Wednesday May 27, 2020

Recently I stumbled upon an article about an interesting app called addLEDs. The title sounded interesting (“Windows 10. A Free Tool to Replace Status LEDs.”), but it has quickly disheartened me by ‘Windows 10’ within in. Although I find the concept pretty neat: it’s indeed not a rare occurrence that computers and laptops are not always equipped with all the status LEDs, if with any. I still well remember how much I liked such LEDs in my old Acer laptop: they were well-placed in front of Your eyes just below the screen, so it’s always been easy to take a quick look on how things are going, HDD- or network-wise. None of my further notebooks had this thing implemented in such a good way, let alone desktop computer which definitely may not be convenient to observe (regarding the LEDs placement on the tower - or the tower itself).

Therefore the app which could restore the functionality of those informative LEDs has been definitely a nice surprise. It was sad that it seemed to be reserved only for the newest Windows OS users.

Back to the article, however, my attention has been drawn by the statement that “addLEDs is a small tool for Windows 10 users...”. that does not require installation and takes as little as 416 KB (!). From my experience, whenever You stumble upon such a small and portable app, chances are high that it is not really confined to one particular Windows version. Therefore I’ve checked out its homepage, where I’ve found that, indeed, the app is available for Windows 7/8/10.

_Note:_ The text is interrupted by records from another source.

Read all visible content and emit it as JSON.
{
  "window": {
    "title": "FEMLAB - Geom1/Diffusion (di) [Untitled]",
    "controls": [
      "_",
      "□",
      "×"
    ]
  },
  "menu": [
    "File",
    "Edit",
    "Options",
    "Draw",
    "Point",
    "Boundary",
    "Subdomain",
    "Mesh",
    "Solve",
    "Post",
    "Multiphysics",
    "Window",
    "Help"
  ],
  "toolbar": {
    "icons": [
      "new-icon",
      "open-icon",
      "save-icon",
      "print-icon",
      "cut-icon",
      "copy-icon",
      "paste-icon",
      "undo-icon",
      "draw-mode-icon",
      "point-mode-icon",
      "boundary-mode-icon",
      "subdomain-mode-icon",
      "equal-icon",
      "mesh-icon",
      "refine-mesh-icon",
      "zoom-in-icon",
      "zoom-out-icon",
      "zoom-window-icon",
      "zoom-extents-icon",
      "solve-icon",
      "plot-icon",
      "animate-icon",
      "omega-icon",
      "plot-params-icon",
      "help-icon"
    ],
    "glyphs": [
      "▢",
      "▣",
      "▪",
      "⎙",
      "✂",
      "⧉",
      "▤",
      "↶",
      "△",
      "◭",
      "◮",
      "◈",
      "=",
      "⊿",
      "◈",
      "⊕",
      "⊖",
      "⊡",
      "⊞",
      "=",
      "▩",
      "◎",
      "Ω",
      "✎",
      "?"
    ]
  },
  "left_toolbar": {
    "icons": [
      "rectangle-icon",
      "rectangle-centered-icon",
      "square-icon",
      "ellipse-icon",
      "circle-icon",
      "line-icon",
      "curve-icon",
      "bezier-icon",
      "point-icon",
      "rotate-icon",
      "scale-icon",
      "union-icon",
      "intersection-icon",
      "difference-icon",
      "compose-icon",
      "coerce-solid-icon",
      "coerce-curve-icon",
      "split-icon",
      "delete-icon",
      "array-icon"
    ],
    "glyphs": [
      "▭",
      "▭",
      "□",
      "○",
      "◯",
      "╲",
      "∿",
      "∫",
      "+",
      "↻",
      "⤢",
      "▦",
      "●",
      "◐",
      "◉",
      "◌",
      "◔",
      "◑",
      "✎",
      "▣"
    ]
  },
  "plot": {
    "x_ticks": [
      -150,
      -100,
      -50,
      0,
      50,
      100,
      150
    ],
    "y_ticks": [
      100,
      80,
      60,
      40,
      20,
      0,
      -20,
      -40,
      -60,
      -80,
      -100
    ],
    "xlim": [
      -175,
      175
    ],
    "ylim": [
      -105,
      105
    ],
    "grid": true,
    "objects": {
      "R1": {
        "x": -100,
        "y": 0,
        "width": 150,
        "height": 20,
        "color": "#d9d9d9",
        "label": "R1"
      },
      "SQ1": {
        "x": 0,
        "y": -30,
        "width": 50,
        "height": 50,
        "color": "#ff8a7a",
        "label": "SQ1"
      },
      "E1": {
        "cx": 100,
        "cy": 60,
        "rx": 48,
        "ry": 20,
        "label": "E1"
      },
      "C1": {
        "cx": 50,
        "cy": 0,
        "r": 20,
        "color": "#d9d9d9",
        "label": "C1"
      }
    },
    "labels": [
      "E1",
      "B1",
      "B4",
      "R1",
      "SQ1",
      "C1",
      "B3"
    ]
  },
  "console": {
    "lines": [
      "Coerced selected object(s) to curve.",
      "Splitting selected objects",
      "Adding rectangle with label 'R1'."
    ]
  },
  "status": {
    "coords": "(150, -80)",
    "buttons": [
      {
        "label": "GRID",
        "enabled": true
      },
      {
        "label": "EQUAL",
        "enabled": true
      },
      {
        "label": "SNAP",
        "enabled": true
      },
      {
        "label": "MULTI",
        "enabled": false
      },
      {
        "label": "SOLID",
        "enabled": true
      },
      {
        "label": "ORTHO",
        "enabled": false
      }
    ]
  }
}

The final conclusion, therefore, is that whenever You see that something is presented as “Windows [x]-only” between the lines, take a closer look on its developer website to find out whether it really is that way. Although there are cases which indeed may be confined to some particular Windows version, there are still much more universal cases which should work on other Windows releases just fine.

As a curiosity, sometimes - i.e., when You really would love to be able to use some app, which, however, seems not to be supposed to be used on Your Windows - You can experiment a little bit, e.g., right-click on its .exe file › Properties › Compatibility (tab) › check Run this program in compatibility mode for and choose one of the other Windows version. Checking Run this program as an administrator also may help. Confirm by “Apply” and “OK”.